From the tool's definition Tool retrieves and returns 'full plain-text content of an email' from locally-archived emails. No modification, deletion, or execution capability described. Parameters (account_id, envelope_id) are references obtained from search results.
Attacks that exploit this kind of access
Get full plain-text content of an email. account_id and envelope_id come from search_emails results. It is categorised as a Read tool in the Bichon MCP Server, which means it retrieves data without modifying state.
Register the Bichon MCP server in PolicyLayer and add a rule for get_email: allow, deny, rate-limit, or require approval. Point your MCP client at the PolicyLayer proxy URL and the rule is enforced on every call, before it reaches Bichon. Nothing to install.
get_email is a Read tool with low risk. Read-only tools are generally safe to allow by default.

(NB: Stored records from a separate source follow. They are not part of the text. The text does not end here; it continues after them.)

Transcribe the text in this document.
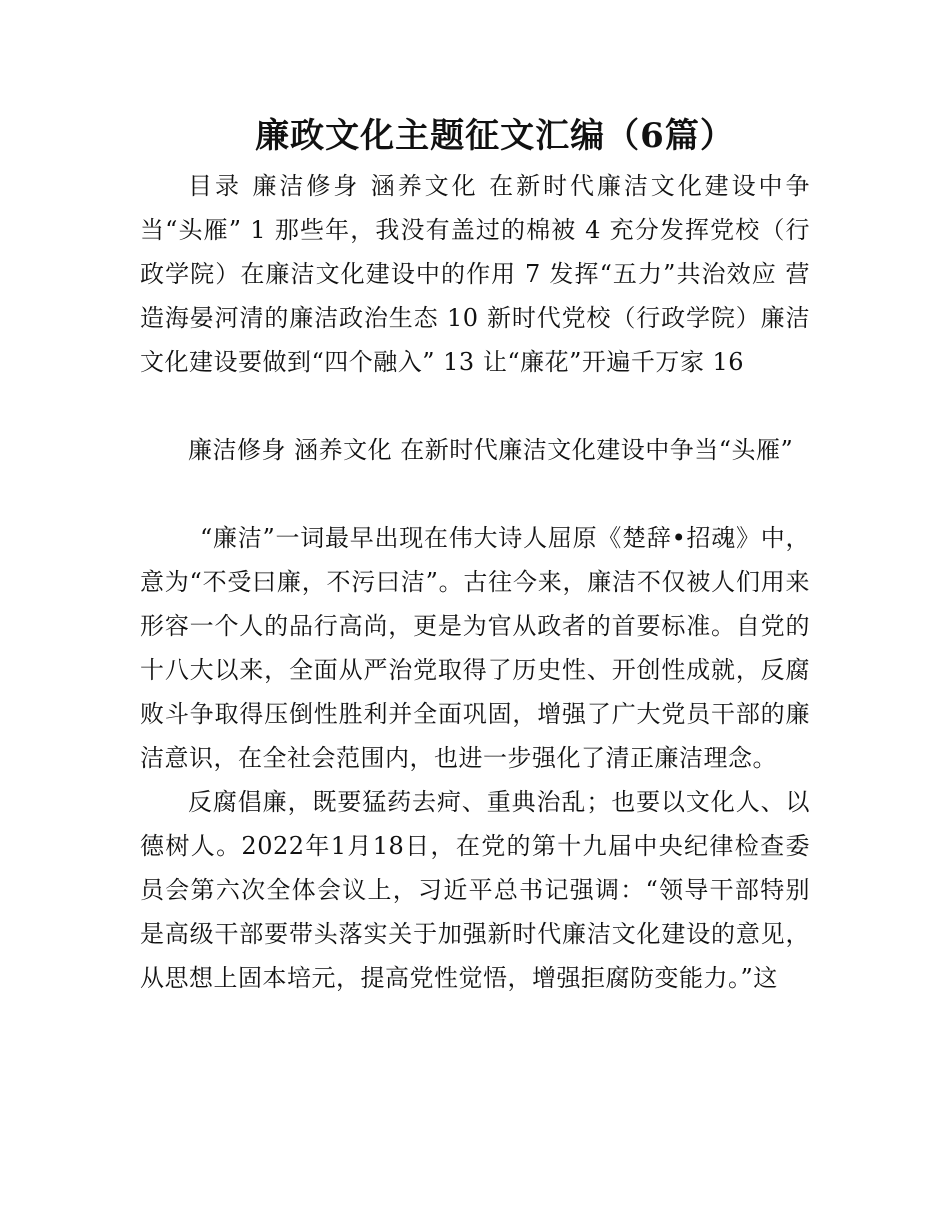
廉政文化主题征文汇编（6篇）

目录 廉洁修身 涵养文化 在新时代廉洁文化建设中争当“头雁” 1 那些年，我没有盖过的棉被 4 充分发挥党校（行政学院）在廉洁文化建设中的作用 7 发挥“五力”共治效应 营造海晏河清的廉洁政治生态 10 新时代党校（行政学院）廉洁文化建设要做到“四个融入” 13 让“廉花”开遍千万家 16

廉洁修身 涵养文化 在新时代廉洁文化建设中争当“头雁”

“廉洁”一词最早出现在伟大诗人屈原《楚辞•招魂》中，意为“不受曰廉，不污曰洁”。古往今来，廉洁不仅被人们用来形容一个人的品行高尚，更是为官从政者的首要标准。自党的十八大以来，全面从严治党取得了历史性、开创性成就，反腐败斗争取得压倒性胜利并全面巩固，增强了广大党员干部的廉洁意识，在全社会范围内，也进一步强化了清正廉洁理念。

反腐倡廉，既要猛药去疴、重典治乱；也要以文化人、以德树人。2022年1月18日，在党的第十九届中央纪律检查委员会第六次全体会议上，习近平总书记强调：“领导干部特别是高级干部要带头落实关于加强新时代廉洁文化建设的意见，从思想上固本培元，提高党性觉悟，增强拒腐防变能力。”这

Yes. Add a rate_limit block to the get_email rule in your PolicyLayer policy. For example, setting max: 10 and window: 60 limits the tool to 10 calls per minute. Rate limits are tracked per agent session and reset automatically.
Set action: deny in the PolicyLayer policy for get_email. The AI agent will receive a policy violation error and cannot call the tool. You can also include a reason field to explain why the tool is blocked.
get_email is provided by the Bichon MCP server (pras-labs/bichon-mcp). PolicyLayer sits as a proxy in front of this server to enforce policies before tool calls reach the server.
Every MCP server has a record like this.
Type a name, get the same breakdown: verified identity, auth posture, risk grade, capabilities, recommended policy.